02.02 Randomness in NumPy

The random module seem confusing at first due to the number of functions it provides. In reality you will be only using a handful of these functions.

We will get ahead of ourselves and use some plotting code. Please ignore it for now, we will see it shortly. For now we will use the plots to describe how the random numbers are generated.

Let's look at what kind of random numbers these functions generate.

In [1]:
import numpy as np
%matplotlib inline
import matplotlib.pyplot as plt
plt.style.use('seaborn-talk')

Dice

np-dice.svg

For a start we can use the np.random functions, these are good enough to generate some random numbers. The most common uses of randomness are here:

  • rand generates floating point values between $0$ and $1$. taking them from a uniform distribution.

  • normal takes random numbers from a normal distribution. Deep below the hood it uses rand and then a quantile function.

  • randint is given two integers and it generates random integers between these values. Below the hood it uses rand.

  • choice select values from the array given as the first argument at random. By default it does so with replacement but one can set replace=False in order to achieve choice without replacement. Below the hood it uses randint.

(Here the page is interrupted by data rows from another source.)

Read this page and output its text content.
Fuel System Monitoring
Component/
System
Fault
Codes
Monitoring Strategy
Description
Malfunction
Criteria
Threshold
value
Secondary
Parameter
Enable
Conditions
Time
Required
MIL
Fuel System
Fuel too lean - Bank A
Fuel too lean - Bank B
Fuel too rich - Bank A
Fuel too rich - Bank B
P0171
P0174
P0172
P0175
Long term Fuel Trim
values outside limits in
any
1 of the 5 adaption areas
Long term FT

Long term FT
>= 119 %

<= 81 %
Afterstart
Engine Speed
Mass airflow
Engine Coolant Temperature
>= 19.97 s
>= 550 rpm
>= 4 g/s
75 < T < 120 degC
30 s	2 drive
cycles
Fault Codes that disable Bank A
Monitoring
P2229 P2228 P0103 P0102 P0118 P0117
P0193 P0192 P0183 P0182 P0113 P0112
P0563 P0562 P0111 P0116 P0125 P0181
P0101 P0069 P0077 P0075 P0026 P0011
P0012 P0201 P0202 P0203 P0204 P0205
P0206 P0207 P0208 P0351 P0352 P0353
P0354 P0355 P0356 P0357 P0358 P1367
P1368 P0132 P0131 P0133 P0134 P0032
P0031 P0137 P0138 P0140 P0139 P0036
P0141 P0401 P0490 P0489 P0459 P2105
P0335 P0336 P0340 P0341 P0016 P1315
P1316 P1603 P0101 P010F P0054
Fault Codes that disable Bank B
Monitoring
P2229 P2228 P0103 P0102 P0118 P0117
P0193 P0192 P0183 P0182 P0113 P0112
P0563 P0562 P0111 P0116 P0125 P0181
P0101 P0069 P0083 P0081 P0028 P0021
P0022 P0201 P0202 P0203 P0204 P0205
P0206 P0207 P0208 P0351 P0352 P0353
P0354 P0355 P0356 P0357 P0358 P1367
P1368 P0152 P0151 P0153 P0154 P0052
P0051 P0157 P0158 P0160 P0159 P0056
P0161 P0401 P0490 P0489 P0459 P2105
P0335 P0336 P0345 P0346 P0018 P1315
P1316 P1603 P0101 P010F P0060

So, well, in the end the random module has just a single function that generates (pseudo-)random numbers. All other functions use the first random function and use its values in clever ways to achieve different and useful interfaces. On most computers even the first function which generates random values between $0$ and $1$ is just borrowed from the operating system.

Hence yes, all computers do is to generate random floating point numbers from a uniform distribution between $0$ and $1$. All other functions in a random library, including np.random are clever interfaces on how to turn those numbers between $0$ and $1$ into more convenient uses and distributions. And we can see the graphs of these distributions:

In [2]:
r = {}
r['rand'] = np.random.rand(1024)
r['normal'] = np.random.normal(size=1024)
r['randint'] = np.random.randint(0, 512, 1024)
r['choice'] = np.random.choice(np.arange(128), 1024)

fig, ax = plt.subplots(2, 2, figsize=(16, 13))
fig.subplots_adjust(hspace=0.6)
order = ['rand', 'normal', 'randint', 'choice']
for idx, dist in enumerate(order):
    ax[idx // 2, idx % 2].hist(r[dist], bins=50)
    ax[idx // 2, idx % 2].title.set_text(dist)

Note that as with array creation you can give a tuple as the shape of the resulting array returned by randomness generating functions. Or reshape it yourself afterward. As we have seen there is no significant difference since data is not copied.

Random numbers are all fun and good but sometimes we want number that are reasonably random but are always the same random numbers. What? Yes. We want random numbers that are known to us. This is useful if we have code that works reasonably well for most inputs and we want a known run of this code. Or to make a specific test of the results of such code.

We can seed the random number generator, this will give us a seeded object that works in a very similar way to np.random but which always outputs the same sequence of random numbers. If we change the seed he sequence changes but as long as the seed is the same the code will run in the same way every time. Here we replicate the above with the seed method:

In [3]:
rng = np.random.RandomState(42)
r = {}
r['rand'] = rng.rand(1024)
r['normal'] = rng.normal(size=1024)
r['randint'] = rng.randint(0, 512, 1024)
r['choice'] = rng.choice(np.arange(128), 1024)

fig, ax = plt.subplots(2, 2, figsize=(16, 13))
fig.subplots_adjust(hspace=0.6)
order = ['rand', 'normal', 'randint', 'choice']
for idx, dist in enumerate(order):
    ax[idx // 2, idx % 2].hist(r[dist], bins=50)
    ax[idx // 2, idx % 2].title.set_text(dist)

You may have noticed that we did call the normal procedure with a size= argument every time. This is because that function produces values from a normal distribution with specific parameters: the mean and standard deviation. By default the mean is $0$ and the standard deviation is $1$ but since these arguments come before the number of random numbers we want to retrieve from the distribution we need to explicitly name the argument above.

As you change the parameters of the normal distribution you generate random numbers with slightly different values. This is only visible if you generate a reasonably big amount of random numbers. Let's do exactly that: generate some random numbers from slightly different distributions:

In [4]:
r = {}
r['n1'] = rng.normal(0, 1, size=1024)
r['n2'] = rng.normal(1, 1, size=1024)
r['n3'] = rng.normal(-1, 3, size=1024)
for dist in r.keys():
    plt.hist(r[dist], bins=30, alpha=0.3)

There are many more distributions to select random numbers from: binomial, pareto and weibull are some common ones. The full list of functions can be found in the numpy documentation. As well as in the in-built documentation.

In [ ]:
np.random?